The limit is \( 3x^2 + 1 \).

Step-by-step solution

Understand the Problem

The expression given, \( \lim_{s \rightarrow 0} \frac{f(x+s)-f(x)}{s} \), is the limit definition of the derivative of \( f(x) \) with respect to \( x \). We'll calculate the derivative of \( f(x) \) using this expression.

Express f(x+s)

To calculate \( f(x+s) \), substitute \( x+s \) into the function \( f(x) = x^3 + x \). This gives \( f(x+s) = (x+s)^3 + (x+s) \).

Expand (x+s)^3

Expand the expression \( (x+s)^3 \) using the binomial theorem: \[ (x+s)^3 = x^3 + 3x^2s + 3xs^2 + s^3 \].

Substitute and Simplify

Substitute the expanded \( (x+s)^3 \) back into \( f(x+s) \). This gives: \[ f(x+s) = x^3 + 3x^2s + 3xs^2 + s^3 + x + s \]. Next, simplify \( f(x+s) - f(x) \):\[ f(x+s) - f(x) = (x^3 + 3x^2s + 3xs^2 + s^3 + x + s) - (x^3 + x) \]\[ = 3x^2s + 3xs^2 + s^3 + s \].

Divide by s

Now divide the expression \( f(x+s) - f(x) \) by \( s \): \[ \frac{3x^2s + 3xs^2 + s^3 + s}{s} = 3x^2 + 3xs + s^2 + 1 \].

Take the Limit as s Approaches Zero

Evaluate the limit as \( s \rightarrow 0 \): \[ \lim_{s \rightarrow 0} (3x^2 + 3xs + s^2 + 1) = 3x^2 + 0 + 0 + 1 \]. Thus, the limit is \( 3x^2 + 1 \).

Key concepts

Binomial Theorem

The binomial theorem is a pivotal concept in algebra. It provides a formula to expand expressions of the form \((x+s)^n\). This formula states that:\[(x+s)^n = \sum_{k=0}^{n} \binom{n}{k} x^{n-k} s^k\]where \( \binom{n}{k} \) is a binomial coefficient, also known as "n choose k," and it represents the number of ways to choose \(k\) elements from \(n\) elements.In the exercise, we used the binomial theorem to expand \((x+s)^3\). By applying the formula, we get:

• \(x^3\) from \(k=0\)
• \(3x^2s\) from \(k=1\)
• \(3xs^2\) from \(k=2\)
• \(s^3\) from \(k=3\)

This expansion helps simplify the expression and eventually calculate the derivative by the limit process.

Expanding Polynomials

Expanding polynomials involves breaking down expressions containing variables raised to higher powers. It's an essential skill in algebra since it simplifies complex polynomials and enables us to see individual terms.In this exercise, the polynomial \(f(x+s)\) was expanded using polynomials rules and the binomial theorem. This is to transform expressions like \((x+s)^3\) into simpler terms. Each term of \(s\) in the polynomial \(f(x+s) = (x+s)^3 + (x+s)\) was expanded:

• \((x+s)^3\) was expanded using the binomial theorem, giving us the terms \(x^3 + 3x^2s + 3xs^2 + s^3\).
• \((x+s)\) was directly expanded, providing us with the terms \(x + s\).

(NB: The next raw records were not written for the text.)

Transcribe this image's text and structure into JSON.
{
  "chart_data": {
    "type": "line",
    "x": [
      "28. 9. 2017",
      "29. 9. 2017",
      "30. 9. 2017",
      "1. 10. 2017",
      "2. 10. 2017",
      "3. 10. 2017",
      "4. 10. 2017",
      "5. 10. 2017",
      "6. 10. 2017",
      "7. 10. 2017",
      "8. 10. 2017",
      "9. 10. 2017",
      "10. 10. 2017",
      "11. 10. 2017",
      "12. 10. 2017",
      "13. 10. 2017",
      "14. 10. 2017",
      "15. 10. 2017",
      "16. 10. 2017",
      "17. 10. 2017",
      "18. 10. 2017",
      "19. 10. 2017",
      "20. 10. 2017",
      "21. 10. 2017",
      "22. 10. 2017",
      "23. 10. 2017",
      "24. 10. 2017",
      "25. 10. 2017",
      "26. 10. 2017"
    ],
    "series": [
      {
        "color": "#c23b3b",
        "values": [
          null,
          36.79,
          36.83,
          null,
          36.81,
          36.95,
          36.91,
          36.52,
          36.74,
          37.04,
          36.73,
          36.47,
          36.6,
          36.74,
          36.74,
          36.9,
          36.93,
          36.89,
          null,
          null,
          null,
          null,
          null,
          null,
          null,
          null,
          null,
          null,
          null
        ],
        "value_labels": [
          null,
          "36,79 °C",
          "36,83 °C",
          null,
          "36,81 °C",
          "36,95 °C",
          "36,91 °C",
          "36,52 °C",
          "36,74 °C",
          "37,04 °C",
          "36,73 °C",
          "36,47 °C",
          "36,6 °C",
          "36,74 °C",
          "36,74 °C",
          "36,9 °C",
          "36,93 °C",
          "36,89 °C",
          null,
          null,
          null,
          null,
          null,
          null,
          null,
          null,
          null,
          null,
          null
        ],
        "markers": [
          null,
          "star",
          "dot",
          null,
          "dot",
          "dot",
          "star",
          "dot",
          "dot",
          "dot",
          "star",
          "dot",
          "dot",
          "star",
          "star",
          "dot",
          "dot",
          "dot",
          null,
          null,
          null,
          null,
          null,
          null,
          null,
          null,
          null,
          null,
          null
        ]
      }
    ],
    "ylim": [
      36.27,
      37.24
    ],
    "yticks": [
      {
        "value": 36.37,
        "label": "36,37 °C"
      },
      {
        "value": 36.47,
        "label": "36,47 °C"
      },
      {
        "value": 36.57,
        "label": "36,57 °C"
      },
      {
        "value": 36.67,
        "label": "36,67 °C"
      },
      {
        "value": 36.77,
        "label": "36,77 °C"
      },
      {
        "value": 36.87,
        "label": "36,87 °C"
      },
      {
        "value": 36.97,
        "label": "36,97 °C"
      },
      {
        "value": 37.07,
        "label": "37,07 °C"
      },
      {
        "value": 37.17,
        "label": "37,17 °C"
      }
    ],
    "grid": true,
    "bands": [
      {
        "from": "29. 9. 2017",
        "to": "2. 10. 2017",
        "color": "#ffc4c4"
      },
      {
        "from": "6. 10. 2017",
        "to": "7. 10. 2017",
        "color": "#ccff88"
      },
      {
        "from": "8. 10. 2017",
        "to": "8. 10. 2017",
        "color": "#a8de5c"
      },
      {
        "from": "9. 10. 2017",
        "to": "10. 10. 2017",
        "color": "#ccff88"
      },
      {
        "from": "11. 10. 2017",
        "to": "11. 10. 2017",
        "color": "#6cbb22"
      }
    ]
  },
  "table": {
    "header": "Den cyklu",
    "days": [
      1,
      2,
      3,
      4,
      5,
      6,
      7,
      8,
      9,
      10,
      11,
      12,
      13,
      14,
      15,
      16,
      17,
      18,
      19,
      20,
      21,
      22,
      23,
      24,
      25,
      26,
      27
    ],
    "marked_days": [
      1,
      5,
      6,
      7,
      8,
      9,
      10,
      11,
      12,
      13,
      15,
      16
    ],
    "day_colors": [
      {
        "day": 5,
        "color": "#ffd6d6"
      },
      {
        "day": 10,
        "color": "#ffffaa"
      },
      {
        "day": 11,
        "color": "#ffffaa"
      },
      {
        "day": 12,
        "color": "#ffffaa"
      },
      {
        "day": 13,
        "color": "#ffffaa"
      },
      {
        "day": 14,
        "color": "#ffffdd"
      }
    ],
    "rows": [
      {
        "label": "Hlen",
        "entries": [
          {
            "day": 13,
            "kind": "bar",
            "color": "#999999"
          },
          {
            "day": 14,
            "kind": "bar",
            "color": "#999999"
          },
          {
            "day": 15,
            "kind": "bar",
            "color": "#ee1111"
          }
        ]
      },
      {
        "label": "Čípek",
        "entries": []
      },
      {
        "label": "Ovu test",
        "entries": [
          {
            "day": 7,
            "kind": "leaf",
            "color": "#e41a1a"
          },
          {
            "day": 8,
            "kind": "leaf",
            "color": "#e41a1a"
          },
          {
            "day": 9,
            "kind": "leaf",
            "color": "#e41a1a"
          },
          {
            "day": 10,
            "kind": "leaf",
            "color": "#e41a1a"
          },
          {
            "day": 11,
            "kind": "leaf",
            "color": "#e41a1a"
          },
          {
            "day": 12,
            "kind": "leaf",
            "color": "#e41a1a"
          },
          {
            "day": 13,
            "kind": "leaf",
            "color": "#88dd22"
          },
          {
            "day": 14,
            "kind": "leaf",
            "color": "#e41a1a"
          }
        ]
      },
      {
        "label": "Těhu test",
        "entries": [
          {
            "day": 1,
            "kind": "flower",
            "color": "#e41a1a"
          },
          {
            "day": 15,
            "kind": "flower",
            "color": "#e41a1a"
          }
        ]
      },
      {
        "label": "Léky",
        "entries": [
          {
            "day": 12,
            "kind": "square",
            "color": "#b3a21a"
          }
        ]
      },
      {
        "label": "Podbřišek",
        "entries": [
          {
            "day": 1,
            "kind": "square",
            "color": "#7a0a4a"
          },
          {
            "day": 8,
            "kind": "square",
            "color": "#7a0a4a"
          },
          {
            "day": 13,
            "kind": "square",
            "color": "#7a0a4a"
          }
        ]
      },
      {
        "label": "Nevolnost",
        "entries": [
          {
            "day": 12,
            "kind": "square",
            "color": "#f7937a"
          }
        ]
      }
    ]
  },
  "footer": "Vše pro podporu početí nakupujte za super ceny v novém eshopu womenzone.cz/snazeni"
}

Through proper expansion, the expression becomes manageable, facilitating subtraction and further simplification steps in calculus.

Taking Limits

The concept of taking limits is fundamental in calculus, particularly in determining derivatives and areas under curves. The limit addresses what happens as one variable approaches a specific value—often zero in differential calculus.In this exercise, we need to find:\[\lim_{s \rightarrow 0} \frac{f(x+s)-f(x)}{s}\]By simplifying \(f(x+s) - f(x)\) algebraically and dividing by \(s\), we end up with:\[3x^2 + 3xs + s^2 + 1\]Finally, evaluating the limit as \(s\) approaches zero entails substituting \(s = 0\) in the expression:

• \(3x^2\) remains as it depends on \(x\)
• \(3xs\) and \(s^2\) vanish since \(s=0\)
• The constant \(1\) remains

Thus, the limit is \(3x^2 + 1\), which represents the derivative of the original function \(f(x) = x^3 + x\).